A su mente, volaron imágenes de situaciones vividas con sus padres, con sus compañeros de trabajo, con su jefa, con sus amigas, con algún que otro romance pasajero, con su novio, su exnovio; y con la señora que la había insultado luego de haberla empujado con sus bolsas, una tarde en la avenida.

Una mano oscura le agarró el cuello desde atrás. Se llegaban a ver sus pulseras de alpaca que tintineaban al compás de la fuerza que hacía para no dejarla ir. Ella se ahogaba.

- Mosquita muerta, siempre haciéndote la buenita, ¿no? Cómo me gustaría que mostraras lo que sos. Vos te hacés la... - y se unió a los otros dos.

Su cuerpo sudaba del temor. La noche era oscura y ni la luna alcanzaba para dilucidar a los agresores. Lo que estaba claro, es que bajo ella, la arena empezó a moverse. Al principio, con sigilo; pero luego, rabiosamente.

Se alzaron delante de ella cinco sombras. Tenían diferentes contornos, distintas contexturas y alturas. Pudo divisar a una vieja y a un viejo; detrás de ellos, un joven que reía a carcajada limpia. Y más allá, una adolescente peinada con una larga cola de caballo.

No tenían ojos. Sus caras eran de una negrura infinita. No había ropas, o detalles. Sólo eran sombras, y se valían de la luna para proyectar su lado más obscuro.

Dos seres le aferraron sus muñecas como esposas. Estaba inmóvil del terror. Trató de decir algo, pese a que la mujer de las pulseras seguía apretando fuerte su rasgada y seca garganta. Sólo salían sonidos guturales que se acompasaban al caos imperante.

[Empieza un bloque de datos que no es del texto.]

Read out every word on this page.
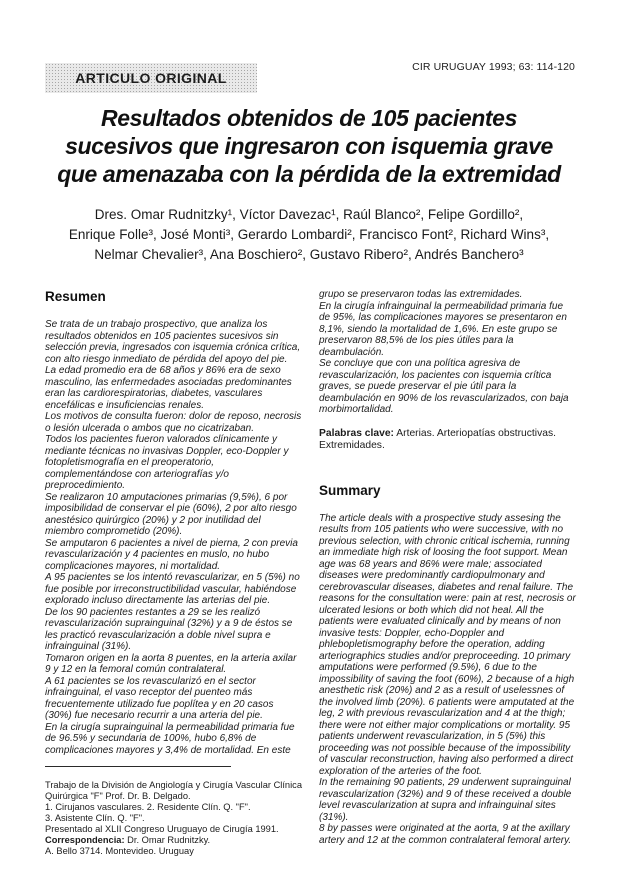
ARTICULO ORIGINAL
CIR URUGUAY 1993; 63: 114-120
Resultados obtenidos de 105 pacientes
sucesivos que ingresaron con isquemia grave
que amenazaba con la pérdida de la extremidad
Dres. Omar Rudnitzky¹, Víctor Davezac¹, Raúl Blanco², Felipe Gordillo²,
Enrique Folle³, José Monti³, Gerardo Lombardi², Francisco Font², Richard Wins³,
Nelmar Chevalier³, Ana Boschiero², Gustavo Ribero², Andrés Banchero³
Resumen

Se trata de un trabajo prospectivo, que analiza los resultados obtenidos en 105 pacientes sucesivos sin selección previa, ingresados con isquemia crónica crítica, con alto riesgo inmediato de pérdida del apoyo del pie.

La edad promedio era de 68 años y 86% era de sexo masculino, las enfermedades asociadas predominantes eran las cardiorespiratorias, diabetes, vasculares encefálicas e insuficiencias renales.

Los motivos de consulta fueron: dolor de reposo, necrosis o lesión ulcerada o ambos que no cicatrizaban.

Todos los pacientes fueron valorados clínicamente y mediante técnicas no invasivas Doppler, eco-Doppler y fotopletismografía en el preoperatorio, complementándose con arteriografías y/o preprocedimiento.

Se realizaron 10 amputaciones primarias (9,5%), 6 por imposibilidad de conservar el pie (60%), 2 por alto riesgo anestésico quirúrgico (20%) y 2 por inutilidad del miembro comprometido (20%).

Se amputaron 6 pacientes a nivel de pierna, 2 con previa revascularización y 4 pacientes en muslo, no hubo complicaciones mayores, ni mortalidad.

A 95 pacientes se los intentó revascularizar, en 5 (5%) no fue posible por irreconstructibilidad vascular, habiéndose explorado incluso directamente las arterias del pie.

De los 90 pacientes restantes a 29 se les realizó revascularización suprainguinal (32%) y a 9 de éstos se les practicó revascularización a doble nivel supra e infrainguinal (31%).

Tomaron origen en la aorta 8 puentes, en la arteria axilar 9 y 12 en la femoral común contralateral.

A 61 pacientes se los revascularizó en el sector infrainguinal, el vaso receptor del puenteo más frecuentemente utilizado fue poplítea y en 20 casos (30%) fue necesario recurrir a una arteria del pie.

En la cirugía suprainguinal la permeabilidad primaria fue de 96.5% y secundaria de 100%, hubo 6,8% de complicaciones mayores y 3,4% de mortalidad. En este

Trabajo de la División de Angiología y Cirugía Vascular Clínica Quirúrgica "F" Prof. Dr. B. Delgado.
1. Cirujanos vasculares. 2. Residente Clín. Q. "F".
3. Asistente Clín. Q. "F".
Presentado al XLII Congreso Uruguayo de Cirugía 1991.
Correspondencia: Dr. Omar Rudnitzky.
A. Bello 3714. Montevideo. Uruguay

grupo se preservaron todas las extremidades.

En la cirugía infrainguinal la permeabilidad primaria fue de 95%, las complicaciones mayores se presentaron en 8,1%, siendo la mortalidad de 1,6%. En este grupo se preservaron 88,5% de los pies útiles para la deambulación.

Se concluye que con una política agresiva de revascularización, los pacientes con isquemia crítica graves, se puede preservar el pie útil para la deambulación en 90% de los revascularizados, con baja morbimortalidad.

Palabras clave: Arterias. Arteriopatías obstructivas. Extremidades.
Summary

The article deals with a prospective study assesing the results from 105 patients who were successive, with no previous selection, with chronic critical ischemia, running an immediate high risk of loosing the foot support. Mean age was 68 years and 86% were male; associated diseases were predominantly cardiopulmonary and cerebrovascular diseases, diabetes and renal failure. The reasons for the consultation were: pain at rest, necrosis or ulcerated lesions or both which did not heal. All the patients were evaluated clinically and by means of non invasive tests: Doppler, echo-Doppler and phlebopletismography before the operation, adding arteriographics studies and/or preproceeding. 10 primary amputations were performed (9.5%), 6 due to the impossibility of saving the foot (60%), 2 because of a high anesthetic risk (20%) and 2 as a result of uselessnes of the involved limb (20%). 6 patients were amputated at the leg, 2 with previous revascularization and 4 at the thigh; there were not either major complications or mortality. 95 patients underwent revascularization, in 5 (5%) this proceeding was not possible because of the impossibility of vascular reconstruction, having also performed a direct exploration of the arteries of the foot.

In the remaining 90 patients, 29 underwent suprainguinal revascularization (32%) and 9 of these received a double level revascularization at supra and infrainguinal sites (31%).

8 by passes were originated at the aorta, 9 at the axillary artery and 12 at the common contralateral femoral artery.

- ¿Todavía no encontraste pareja? ¿No serás sociópata o una loca de mierda? Porque nadie te va a querer así. Sos complicada, tenés mucho carácter. Un poco tóxica, digamos... - los viejos se turnaban para punzar sus heridas.

- Jajaja. Si es una cajeta seca... No se coge a nadie... Jajaja. - la jovencita sumaba sus insultos.

Mientras que comenzaban a desenfundar sus dagas las últimas sombras aparecidas; todos los otros seres que ya habían iniciado, se citaban unos a otros en su cántico aterrador constante. Se sentía como un látigo que cae sobre la misma herida una y otra, y otra vez... en lo más profundo de su ser.

Es verdad que esas voces no le eran familiares, pero el tono... y las palabras que usaban ya las había escuchado.

De entre la muchedumbre oscura, surgió un niño y la empujó. Cayó de espaldas sobre la orilla que antes había caminado. Las olas llegaban y le tapaban la cara. Las olas se iban y se llevaban su camisón. Las olas venían y tragaba agua salada. Las olas partían y arrastraban lentamente su cuerpo mar adentro. Las sombras... continuaban con su espectáculo.

...

-Un camisón mojado. Mirá, abuelo... flotando en el mar.

- ¿Será de algún naufragio? Este faro hace más de veinte años que está abandonado.